When the Asian citrus psyllid was detected in the San Diego area about four years ago, California’s citrus grower-shippers knew it was only a matter of time before the pest started infecting trees with citrus greening disease, more formally known as huanglongbing or HLB.
The disease, which already has had a serious impact on Florida’s citrus industry, attacks the vascular system of plants and can kill trees within two years. It’s not harmful to humans or animals.
The psyllid now has been detected in several California counties, and, as expected, the disease itself showed up in a backyard tree in Hacienda Heights earlier this year.
The area was quarantined, and, as of early fall, the disease had not been detected anywhere else.
Fortunately for Central Valley growers, the disease has been confined to the southern part of the state, so far.
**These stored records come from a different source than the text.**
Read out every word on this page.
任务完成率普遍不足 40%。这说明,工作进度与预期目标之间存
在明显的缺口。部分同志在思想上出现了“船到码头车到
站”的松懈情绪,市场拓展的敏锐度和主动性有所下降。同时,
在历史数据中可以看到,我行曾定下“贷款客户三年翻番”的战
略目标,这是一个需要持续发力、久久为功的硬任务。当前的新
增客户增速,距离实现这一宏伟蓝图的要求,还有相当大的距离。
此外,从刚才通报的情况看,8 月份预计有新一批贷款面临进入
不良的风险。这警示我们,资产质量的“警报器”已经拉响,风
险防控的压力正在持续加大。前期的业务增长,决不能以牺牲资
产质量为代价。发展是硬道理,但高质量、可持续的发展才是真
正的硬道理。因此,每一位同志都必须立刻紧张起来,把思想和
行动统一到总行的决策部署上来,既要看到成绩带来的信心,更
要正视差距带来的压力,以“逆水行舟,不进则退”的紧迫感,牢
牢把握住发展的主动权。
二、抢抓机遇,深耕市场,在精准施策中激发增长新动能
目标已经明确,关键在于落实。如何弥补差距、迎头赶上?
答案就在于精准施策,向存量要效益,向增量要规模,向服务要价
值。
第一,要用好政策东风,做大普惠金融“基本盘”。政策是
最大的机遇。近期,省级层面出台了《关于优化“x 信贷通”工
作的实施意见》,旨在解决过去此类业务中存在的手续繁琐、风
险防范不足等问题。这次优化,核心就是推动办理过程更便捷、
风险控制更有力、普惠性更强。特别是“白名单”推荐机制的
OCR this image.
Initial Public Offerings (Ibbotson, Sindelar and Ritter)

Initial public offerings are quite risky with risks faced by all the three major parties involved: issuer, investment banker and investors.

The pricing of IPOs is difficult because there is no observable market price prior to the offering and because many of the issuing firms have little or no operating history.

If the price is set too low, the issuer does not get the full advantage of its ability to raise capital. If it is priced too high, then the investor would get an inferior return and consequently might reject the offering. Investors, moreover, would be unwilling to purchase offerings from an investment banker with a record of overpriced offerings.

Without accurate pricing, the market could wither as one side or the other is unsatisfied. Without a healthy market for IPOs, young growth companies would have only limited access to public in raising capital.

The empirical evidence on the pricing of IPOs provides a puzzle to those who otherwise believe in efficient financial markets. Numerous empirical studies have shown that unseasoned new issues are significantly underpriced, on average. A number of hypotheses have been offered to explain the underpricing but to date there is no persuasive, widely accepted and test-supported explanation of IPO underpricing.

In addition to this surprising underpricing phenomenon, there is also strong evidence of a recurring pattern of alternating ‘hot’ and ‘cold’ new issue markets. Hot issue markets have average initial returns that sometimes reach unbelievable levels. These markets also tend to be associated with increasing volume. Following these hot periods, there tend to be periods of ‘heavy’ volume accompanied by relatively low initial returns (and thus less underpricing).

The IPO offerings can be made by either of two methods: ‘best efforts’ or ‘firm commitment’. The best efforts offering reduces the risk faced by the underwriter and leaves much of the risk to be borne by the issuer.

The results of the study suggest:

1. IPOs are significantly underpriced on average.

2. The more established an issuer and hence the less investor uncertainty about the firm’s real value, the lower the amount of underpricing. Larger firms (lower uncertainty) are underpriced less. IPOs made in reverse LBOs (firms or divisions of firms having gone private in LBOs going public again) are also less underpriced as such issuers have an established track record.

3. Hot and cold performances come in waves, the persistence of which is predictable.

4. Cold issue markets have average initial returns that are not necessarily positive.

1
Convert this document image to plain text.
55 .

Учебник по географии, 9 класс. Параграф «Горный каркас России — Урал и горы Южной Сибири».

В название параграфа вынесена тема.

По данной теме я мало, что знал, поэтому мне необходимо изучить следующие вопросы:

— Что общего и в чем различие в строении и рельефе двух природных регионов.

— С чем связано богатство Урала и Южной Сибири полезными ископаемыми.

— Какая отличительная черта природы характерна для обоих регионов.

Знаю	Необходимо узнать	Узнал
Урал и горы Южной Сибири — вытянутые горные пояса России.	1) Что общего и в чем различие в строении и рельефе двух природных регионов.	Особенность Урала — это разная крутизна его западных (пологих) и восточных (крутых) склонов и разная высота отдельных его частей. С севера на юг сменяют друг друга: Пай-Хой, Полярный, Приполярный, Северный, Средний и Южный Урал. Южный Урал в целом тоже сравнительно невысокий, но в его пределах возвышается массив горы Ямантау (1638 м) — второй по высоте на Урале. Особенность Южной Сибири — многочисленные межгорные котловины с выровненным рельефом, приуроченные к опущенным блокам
“The (psyllid) numbers have remained low in San Diego County, in Imperial County and out into the desert,” said Bob Blakely, director of industry relations for California Citrus Mutual, Exeter.
The pests are starting to move eastward into Riverside County, but they remain in urban areas, not in the major growing districts.
The California Department of Food and Agriculture and other agencies are working to control the psyllids.
Backyard treatments have been reduced because of budgetary considerations. Instead, buffer zones have been set up in commercial areas, and natural enemies, like predatory wasps, have been introduced to help control the psyllids.
“I think our efforts are slowing them down,” Blakely said. “We believe that we’ve had an impact.”
Using natural predators also helps reduce the amount of pesticide that is sprayed in urban areas.
State officials hope that homeowners who want to keep their citrus trees will do their own treating.
“We’ve got quite an educational campaign going on to educate homeowners about how to control the psyllid in the backyards and in their citrus,” Blakely said.
Once the disease is spotted, the only solution is to remove the tree from the environment so it won’t serve as source to spread HLB to other trees.
Neighboring Arizona is not immune from the psyllid, however. Mark Spencer, secretary-treasurer and chief operating officer for Associated Citrus Packers Inc. in Yuma, Ariz., said it’s been about six months since any psyllids have been detected.
“They have not been very widespread here,” he said.
So far, the disease has not shown up in Arizona, Spencer said.
“But we’re concerned about it — it’s all around us, in Texas, Mexico and now California.”
As in California and other states where the psyllids have been detected, growers must be vigilant, he said.
“What the growers can do, once they do find (psyllids), is try and cooperate to eliminate or minimize them,” Spencer said.
Growers in central California are monitoring their fields and hoping HLB doesn’t get established in the valley, said Fred Berry, director of marketing for Mulholland Citrus, Orange Cove, Calif.
“We want to keep it from getting a foothold in the first place,” he said.
The issue is an industrywide problem, said Neil Galone, vice president of sales and marketing for Booth Ranches LLC in Orange Cove, Calif.
“There’s more that the industry can do than the individual growers.”
“It is a great concern,” said Randy Jacobson, sales manager for Cecelia Packing Corp. in Orange Cove.
“Efforts are being put forth to fight this thing at the state, county and local level.”
The citrus industry can be counted on to work together and meet the crisis head-on, he said.
“It’s not going to get established here without a fight.”